Der 9. Fall für Laura Kern und ihren Kollegen Max Hartung ist wieder einmal eine harte Nuss. Diese Mal finden beide eine in eine winzige Holzkiste gezwängte Frauenleiche vor, die einen Schmetterlingsflügel in der Hand hält. Genau dieses Motiv zeichnet detailgetreu kurze Zeit später eine Patientin der geschlossenen psychiatrischen Abteilung. Woher hat sie das Täterwissen?
Es bleibt natürlich nicht bei einer Leiche und die Ermittlungen laufen wieder auf Hochtouren. Einige Verdächtige, mal mehr und mal weniger vielversprechende Spuren und es scheint, dass der Täter dem Ermittlerteam immer eine Nasenlänge voraus ist. Der Spannungsbogen ist von Beginn an hoch und die Gänsehaut hält sich bis zum – wieder einmal – überraschenden Ende.

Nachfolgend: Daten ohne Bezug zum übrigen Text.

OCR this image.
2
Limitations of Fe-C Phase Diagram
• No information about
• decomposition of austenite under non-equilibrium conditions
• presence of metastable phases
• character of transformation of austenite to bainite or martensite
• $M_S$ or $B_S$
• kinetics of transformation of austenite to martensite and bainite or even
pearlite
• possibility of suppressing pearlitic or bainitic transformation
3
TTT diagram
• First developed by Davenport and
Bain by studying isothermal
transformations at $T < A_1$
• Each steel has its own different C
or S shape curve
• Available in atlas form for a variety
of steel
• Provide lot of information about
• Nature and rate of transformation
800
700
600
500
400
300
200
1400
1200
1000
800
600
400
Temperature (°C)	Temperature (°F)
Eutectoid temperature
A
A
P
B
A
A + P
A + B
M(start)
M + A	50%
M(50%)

Der Schreibstil ist wie gewohnt flüssig und durch die knackig kurzen Kapitel fliegt man nur so durch die Seiten und kann das Buch nur sehr schwer zwischendurch aus der Hand legen. Denn irgendwie geht immer noch ein Kapitel…
Mir hat „Der Betrachter“ spannende Lesestunden beschert und ich kann ich nur wärmstens weiterempfehlen.